Quick and wise decisions made regarding depot location and vehicle routing in emergency logistics play an important role in the relief of affected areas after a disaster. We address an integrated location-routing problem with post-disaster relief distribution, seeking to design an assignment system for a fleet of homogeneous rescue vehicles from a set of candidate depot locations to deliver relief supplies to affected areas after a disaster. Each affected area is associated with a soft time window, during which it is expected to receive the relief supplies. Two objective functions are involved: the penalty for time window violation, and the total operational cost comprising the depot opening cost, vehicle fixed cost, and transport cost. The overall objective to find the opened transfer depots, the number of vehicles used, and the route of each used vehicle so as to identify the approximate Pareto frontier comprising the trade-offs between the conflicting objectives.

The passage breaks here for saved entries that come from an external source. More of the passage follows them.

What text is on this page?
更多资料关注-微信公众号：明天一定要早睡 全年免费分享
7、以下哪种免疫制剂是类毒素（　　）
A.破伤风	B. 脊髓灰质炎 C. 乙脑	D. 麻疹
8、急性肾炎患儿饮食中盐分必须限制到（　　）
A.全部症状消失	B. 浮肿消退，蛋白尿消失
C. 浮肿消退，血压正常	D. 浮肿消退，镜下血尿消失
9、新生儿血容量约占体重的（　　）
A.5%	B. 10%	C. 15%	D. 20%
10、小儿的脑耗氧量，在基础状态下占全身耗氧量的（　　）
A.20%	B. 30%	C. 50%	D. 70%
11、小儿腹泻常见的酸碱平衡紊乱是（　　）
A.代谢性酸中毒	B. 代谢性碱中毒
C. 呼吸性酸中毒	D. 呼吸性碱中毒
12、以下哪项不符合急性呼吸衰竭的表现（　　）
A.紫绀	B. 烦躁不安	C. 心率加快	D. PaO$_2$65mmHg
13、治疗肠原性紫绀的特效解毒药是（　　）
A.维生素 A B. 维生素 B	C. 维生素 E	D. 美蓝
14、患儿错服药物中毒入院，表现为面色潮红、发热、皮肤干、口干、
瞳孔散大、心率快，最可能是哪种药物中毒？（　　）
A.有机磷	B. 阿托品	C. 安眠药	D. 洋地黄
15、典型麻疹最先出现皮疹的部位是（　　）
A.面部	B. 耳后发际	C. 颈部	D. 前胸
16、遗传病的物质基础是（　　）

To achieve this, we develop a hybrid ant colony optimization algorithm for which we use particles as operators to more widely search for enabled depots among alternative ones and then assign clients to them so that ants can find the most effective and balanced vehicle routes for every selected depot. We conduct extensive numerical experiments to assess the performance of the developed algorithm by comparing with three algorithms. The numerical results confirm the efficacy of the developed method in terms of its computational efficiency and solution quality.